The protagonist is very often an ungrateful sort, almost from his earliest appearance, which put a limit on how much I could root for the guy and enjoy the proceedings- but coupled with the moodiness of the scene, the tragedy of Ms. Havisham as a broken and corrupting woman, the hints of the supernatural (though never actually utilized, all played with in the eye of the narrator- Great Expectations reminded me more of Wuthering Heights than anything else... with an odd mix of Frankenstein as well (a connection I made JUST BEFORE Dickens actually makes an allusion to Frankenstein... on the one hand that subdues any brilliance I felt on my part, like I was shouting out the punchline to a joke only after the speaker has uttered nine tenths of it, however I take comfort in knowing that I was at least in synch with what Dickens was writing. A helpful thing as far as being assured of my understanding of the text.)

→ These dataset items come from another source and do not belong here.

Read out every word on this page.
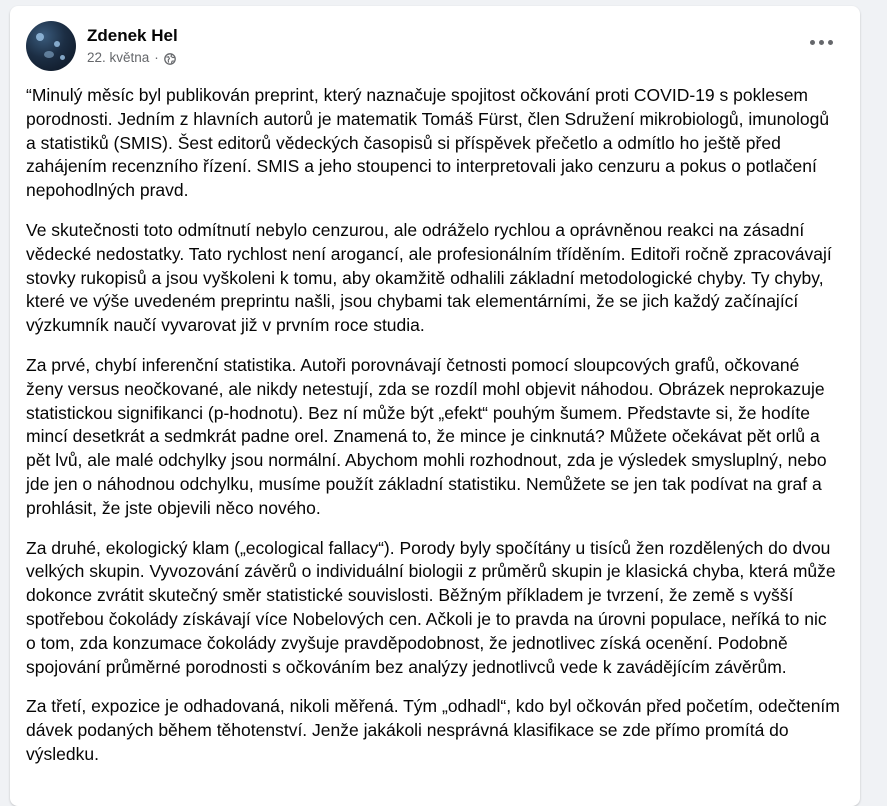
Zdenek Hel
22. května ·

“Minulý měsíc byl publikován preprint, který naznačuje spojitost očkování proti COVID-19 s poklesem porodnosti. Jedním z hlavních autorů je matematik Tomáš Fürst, člen Sdružení mikrobiologů, imunologů a statistiků (SMIS). Šest editorů vědeckých časopisů si příspěvek přečetlo a odmítlo ho ještě před zahájením recenzního řízení. SMIS a jeho stoupenci to interpretovali jako cenzuru a pokus o potlačení nepohodlných pravd.

Ve skutečnosti toto odmítnutí nebylo cenzurou, ale odráželo rychlou a oprávněnou reakci na zásadní vědecké nedostatky. Tato rychlost není arogancí, ale profesionálním tříděním. Editoři ročně zpracovávají stovky rukopisů a jsou vyškoleni k tomu, aby okamžitě odhalili základní metodologické chyby. Ty chyby, které ve výše uvedeném preprintu našli, jsou chybami tak elementárními, že se jich každý začínající výzkumník naučí vyvarovat již v prvním roce studia.

Za prvé, chybí inferenční statistika. Autoři porovnávají četnosti pomocí sloupcových grafů, očkované ženy versus neočkované, ale nikdy netestují, zda se rozdíl mohl objevit náhodou. Obrázek neprokazuje statistickou signifikanci (p-hodnotu). Bez ní může být „efekt“ pouhým šumem. Představte si, že hodíte mincí desetkrát a sedmkrát padne orel. Znamená to, že mince je cinknutá? Můžete očekávat pět orlů a pět lvů, ale malé odchylky jsou normální. Abychom mohli rozhodnout, zda je výsledek smysluplný, nebo jde jen o náhodnou odchylku, musíme použít základní statistiku. Nemůžete se jen tak podívat na graf a prohlásit, že jste objevili něco nového.

Za druhé, ekologický klam („ecological fallacy“). Porody byly spočítány u tisíců žen rozdělených do dvou velkých skupin. Vyvozování závěrů o individuální biologii z průměrů skupin je klasická chyba, která může dokonce zvrátit skutečný směr statistické souvislosti. Běžným příkladem je tvrzení, že země s vyšší spotřebou čokolády získávají více Nobelových cen. Ačkoli je to pravda na úrovni populace, neříká to nic o tom, zda konzumace čokolády zvyšuje pravděpodobnost, že jednotlivec získá ocenění. Podobně spojování průměrné porodnosti s očkováním bez analýzy jednotlivců vede k zavádějícím závěrům.

Za třetí, expozice je odhadovaná, nikoli měřená. Tým „odhadl“, kdo byl očkován před početím, odečtením dávek podaných během těhotenství. Jenže jakákoli nesprávná klasifikace se zde přímo promítá do výsledku.
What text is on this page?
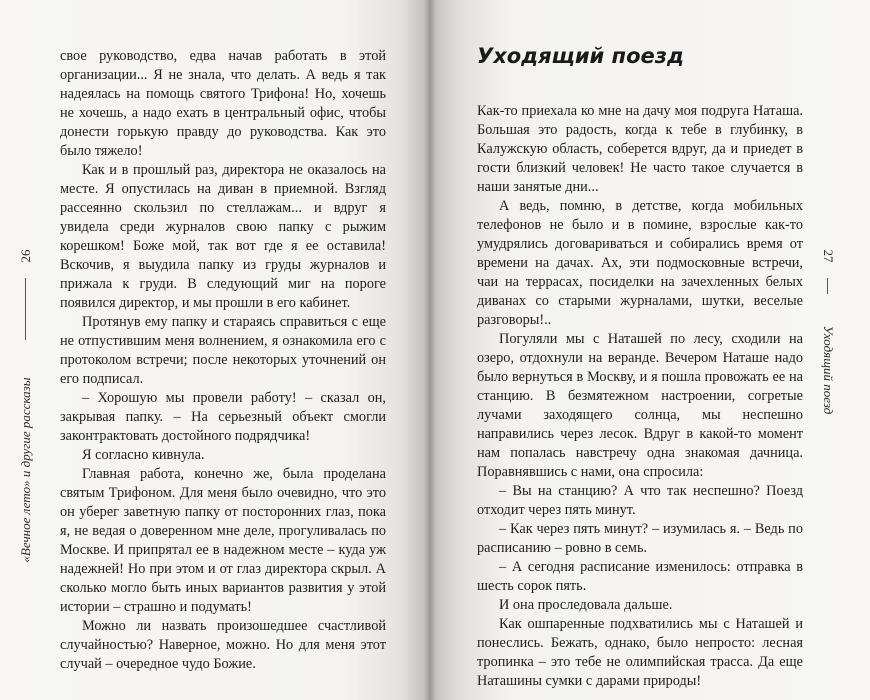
26
«Вечное лето» и другие рассказы

свое руководство, едва начав работать в этой организации... Я не знала, что делать. А ведь я так надеялась на помощь святого Трифона! Но, хочешь не хочешь, а надо ехать в центральный офис, чтобы донести горькую правду до руководства. Как это было тяжело!

Как и в прошлый раз, директора не оказалось на месте. Я опустилась на диван в приемной. Взгляд рассеянно скользил по стеллажам... и вдруг я увидела среди журналов свою папку с рыжим корешком! Боже мой, так вот где я ее оставила! Вскочив, я выудила папку из груды журналов и прижала к груди. В следующий миг на пороге появился директор, и мы прошли в его кабинет.

Протянув ему папку и стараясь справиться с еще не отпустившим меня волнением, я ознакомила его с протоколом встречи; после некоторых уточнений он его подписал.

– Хорошую мы провели работу! – сказал он, закрывая папку. – На серьезный объект смогли законтрактовать достойного подрядчика!

Я согласно кивнула.

Главная работа, конечно же, была проделана святым Трифоном. Для меня было очевидно, что это он уберег заветную папку от посторонних глаз, пока я, не ведая о доверенном мне деле, прогуливалась по Москве. И припрятал ее в надежном месте – куда уж надежней! Но при этом и от глаз директора скрыл. А сколько могло быть иных вариантов развития у этой истории – страшно и подумать!

Можно ли назвать произошедшее счастливой случайностью? Наверное, можно. Но для меня этот случай – очередное чудо Божие.

Уходящий поезд
27
Уходящий поезд

Как-то приехала ко мне на дачу моя подруга Наташа. Большая это радость, когда к тебе в глубинку, в Калужскую область, соберется вдруг, да и приедет в гости близкий человек! Не часто такое случается в наши занятые дни...

А ведь, помню, в детстве, когда мобильных телефонов не было и в помине, взрослые как-то умудрялись договариваться и собирались время от времени на дачах. Ах, эти подмосковные встречи, чаи на террасах, посиделки на зачехленных белых диванах со старыми журналами, шутки, веселые разговоры!..

Погуляли мы с Наташей по лесу, сходили на озеро, отдохнули на веранде. Вечером Наташе надо было вернуться в Москву, и я пошла провожать ее на станцию. В безмятежном настроении, согретые лучами заходящего солнца, мы неспешно направились через лесок. Вдруг в какой-то момент нам попалась навстречу одна знакомая дачница. Поравнявшись с нами, она спросила:

– Вы на станцию? А что так неспешно? Поезд отходит через пять минут.

– Как через пять минут? – изумилась я. – Ведь по расписанию – ровно в семь.

– А сегодня расписание изменилось: отправка в шесть сорок пять.

И она проследовала дальше.

Как ошпаренные подхватились мы с Наташей и понеслись. Бежать, однако, было непросто: лесная тропинка – это тебе не олимпийская трасса. Да еще Наташины сумки с дарами природы!
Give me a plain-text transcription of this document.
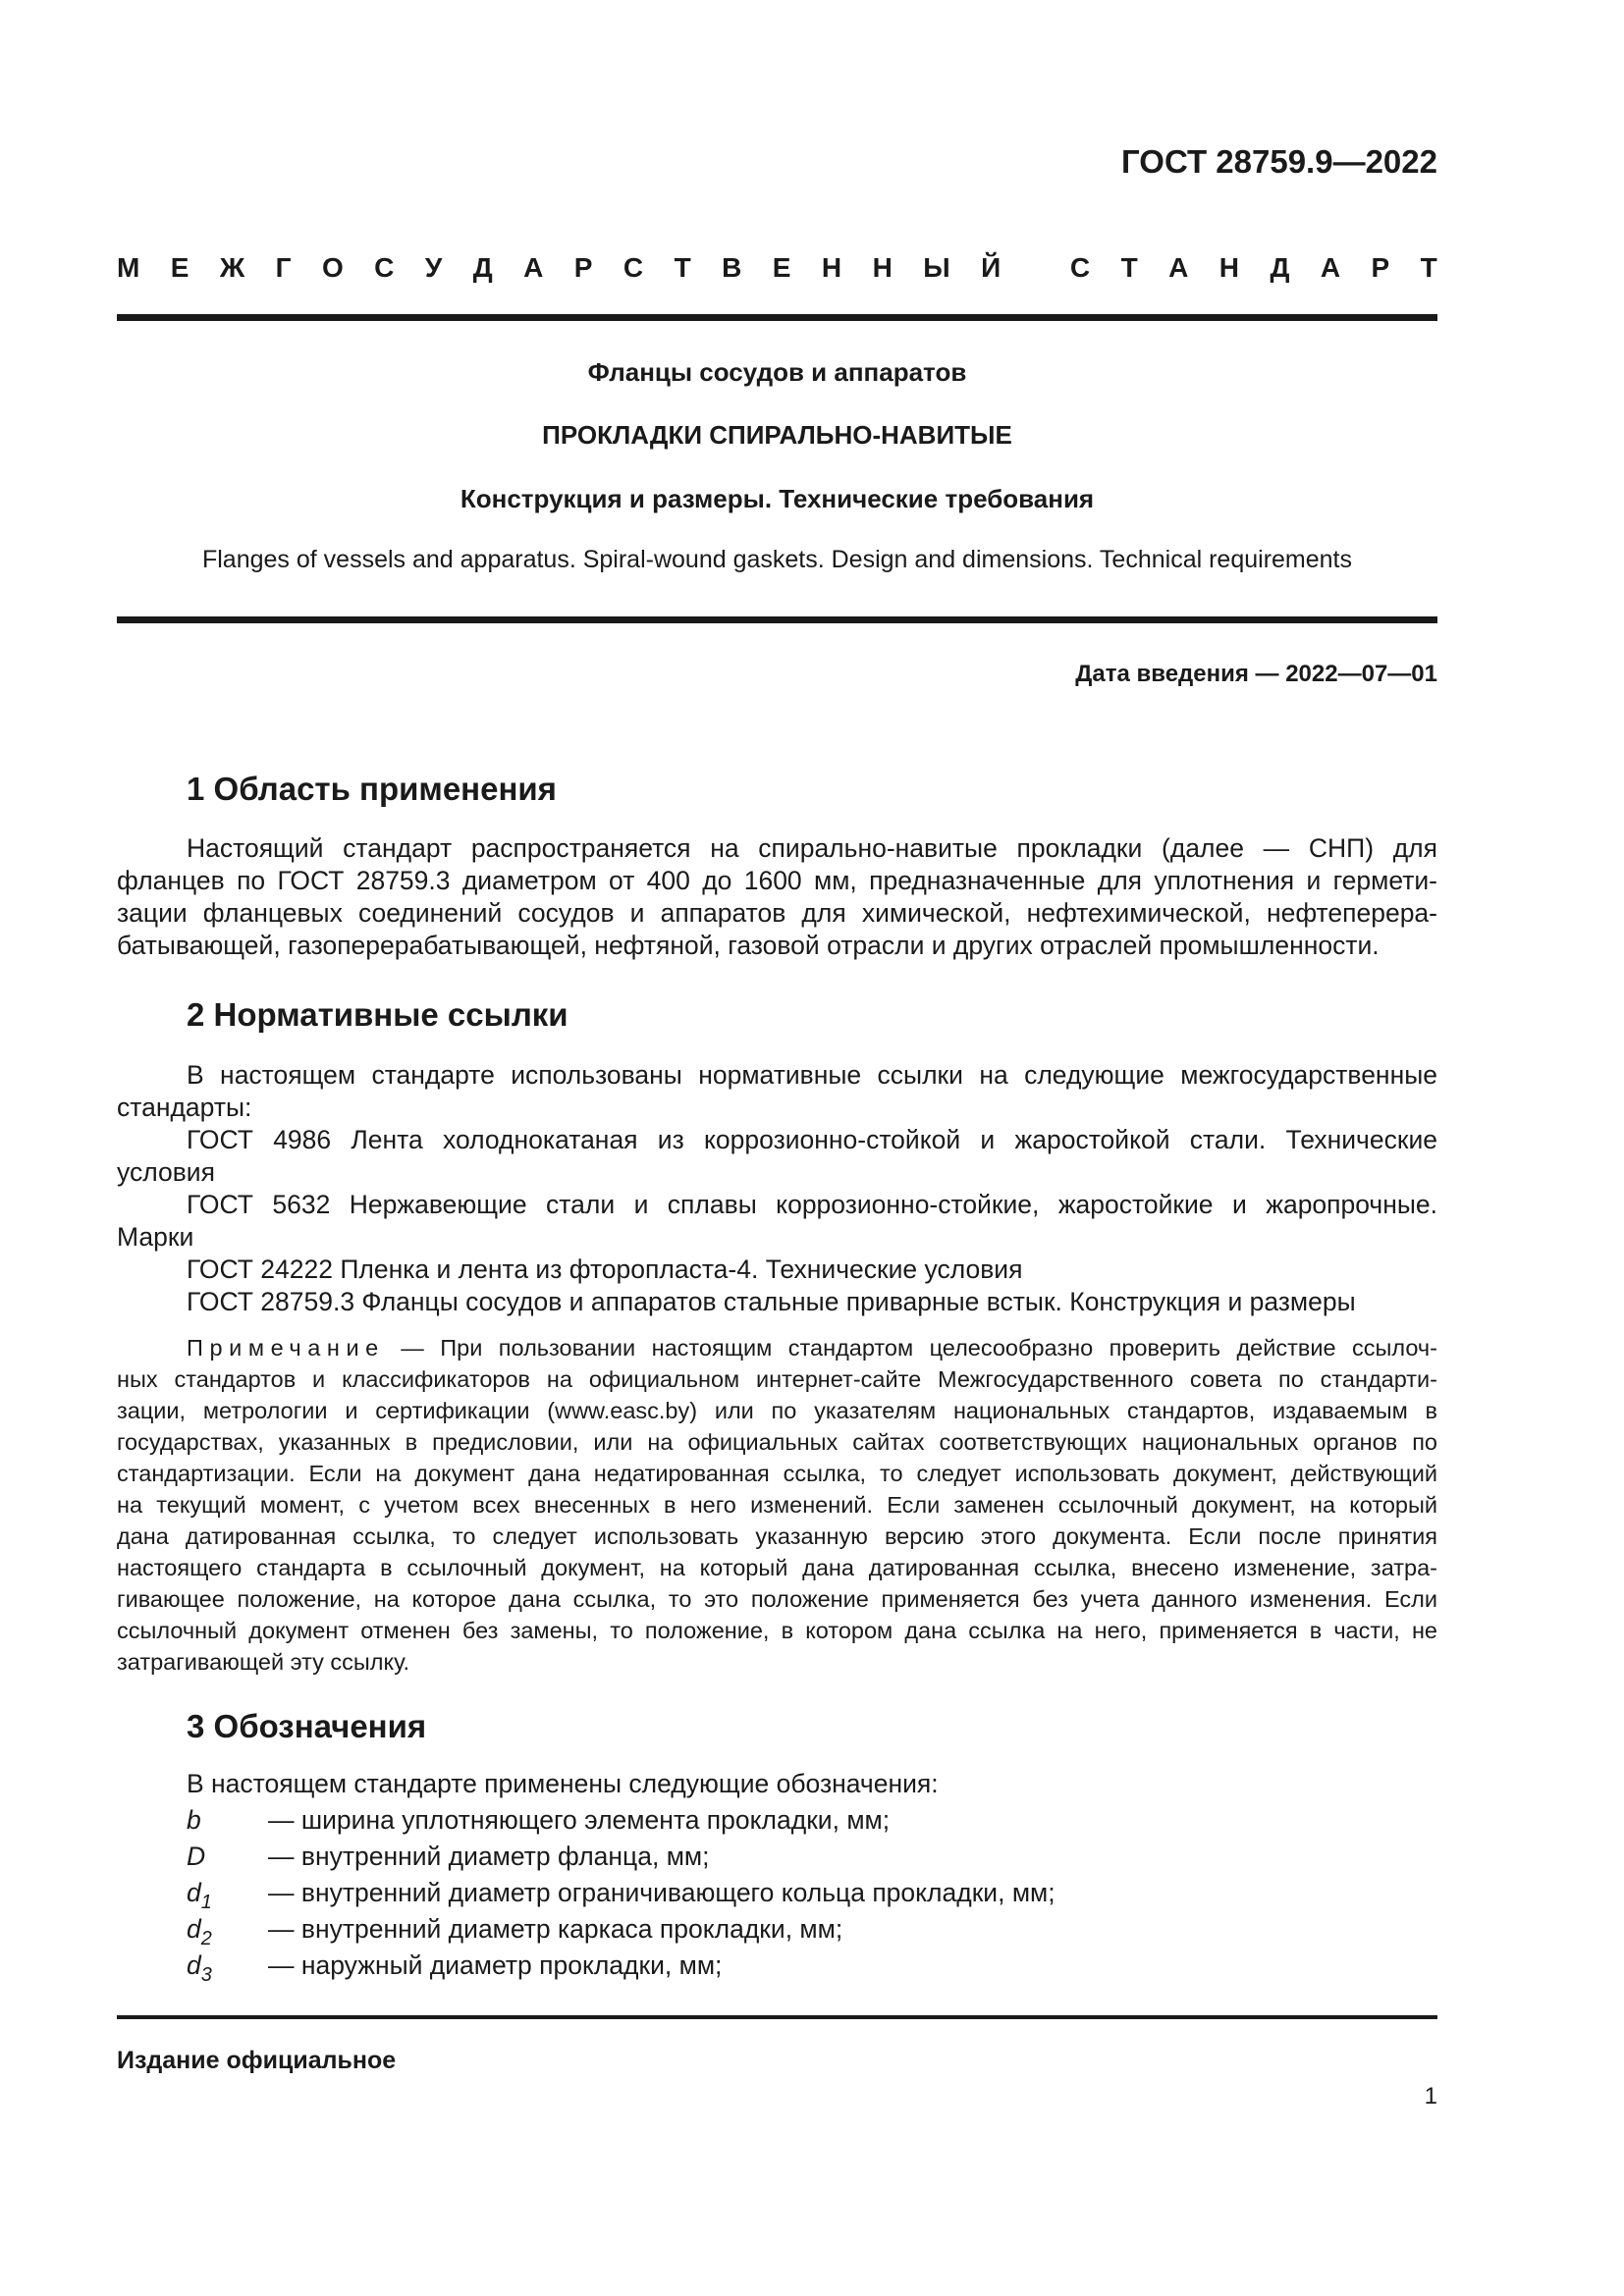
ГОСТ 28759.9—2022
М Е Ж Г О С У Д А Р С Т В Е Н Н Ы Й
	С Т А Н Д А Р Т
Фланцы сосудов и аппаратов
ПРОКЛАДКИ СПИРАЛЬНО-НАВИТЫЕ
Конструкция и размеры. Технические требования
Flanges of vessels and apparatus. Spiral-wound gaskets. Design and dimensions. Technical requirements
Дата введения — 2022—07—01
1 Область применения
Настоящий стандарт распространяется на спирально-навитые прокладки (далее — СНП) для
фланцев по ГОСТ 28759.3 диаметром от 400 до 1600 мм, предназначенные для уплотнения и гермети-
зации фланцевых соединений сосудов и аппаратов для химической, нефтехимической, нефтеперера-
батывающей, газоперерабатывающей, нефтяной, газовой отрасли и других отраслей промышленности.
2 Нормативные ссылки
В настоящем стандарте использованы нормативные ссылки на следующие межгосударственные
стандарты:
ГОСТ 4986 Лента холоднокатаная из коррозионно-стойкой и жаростойкой стали. Технические
условия
ГОСТ 5632 Нержавеющие стали и сплавы коррозионно-стойкие, жаростойкие и жаропрочные.
Марки
ГОСТ 24222 Пленка и лента из фторопласта-4. Технические условия
ГОСТ 28759.3 Фланцы сосудов и аппаратов стальные приварные встык. Конструкция и размеры
Примечание — При пользовании настоящим стандартом целесообразно проверить действие ссылоч-
ных стандартов и классификаторов на официальном интернет-сайте Межгосударственного совета по стандарти-
зации, метрологии и сертификации (www.easc.by) или по указателям национальных стандартов, издаваемым в
государствах, указанных в предисловии, или на официальных сайтах соответствующих национальных органов по
стандартизации. Если на документ дана недатированная ссылка, то следует использовать документ, действующий
на текущий момент, с учетом всех внесенных в него изменений. Если заменен ссылочный документ, на который
дана датированная ссылка, то следует использовать указанную версию этого документа. Если после принятия
настоящего стандарта в ссылочный документ, на который дана датированная ссылка, внесено изменение, затра-
гивающее положение, на которое дана ссылка, то это положение применяется без учета данного изменения. Если
ссылочный документ отменен без замены, то положение, в котором дана ссылка на него, применяется в части, не
затрагивающей эту ссылку.
3 Обозначения
В настоящем стандарте применены следующие обозначения:
b	— ширина уплотняющего элемента прокладки, мм;
D — внутренний диаметр фланца, мм;
$d_1$ — внутренний диаметр ограничивающего кольца прокладки, мм;
$d_2$ — внутренний диаметр каркаса прокладки, мм;
$d_3$ — наружный диаметр прокладки, мм;
Издание официальное
1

But not long after that Frankenstein bit, the novel shifts into an almost spy thriller, and/or heist film! Sprinkled throughout are the comedy aspects involved (not that there wasn't plenty of comedy in David Copperfield)... in short Great Expectations is a rather marvelous blending of genre.

It could maybe be shorter for the modern audience, but even then it may be impossible to create that same sense of mood without the length as is.

And I forgot to mention that I made a connection between the unlikability of the protagonist and the sorts of doomed individuals that star in various horror tales, EC Comics, Twilight Zone and the like.

Ah, plus, if I wanted to be fair, flawed Pip is perhaps a more realistic character than almost perfect David Copperfield (even though David does marry the very obviously wrong girl the first out... well, he gets it right in the end.) Everything works out perfectly for Copperfield, Pip has a less satisfying end, though more hopeful and (necessarily) philosophic than Copperfield's.

There's actually an alternate, original ending to Expectations that's included in the notes. I'm not really into it, it SORT of perpetuates the tragedy of Ms. Havisham onto the now grown Estella, while also undermining it by having her not REALLY be as tragic a figure?... No, I don't dig it. Better to have Pip and Estella meet up on what once was their shared meeting place, and maybe move past uh.. the past, and forge something new in the future.

Could be I just wanted Pip to get the girl.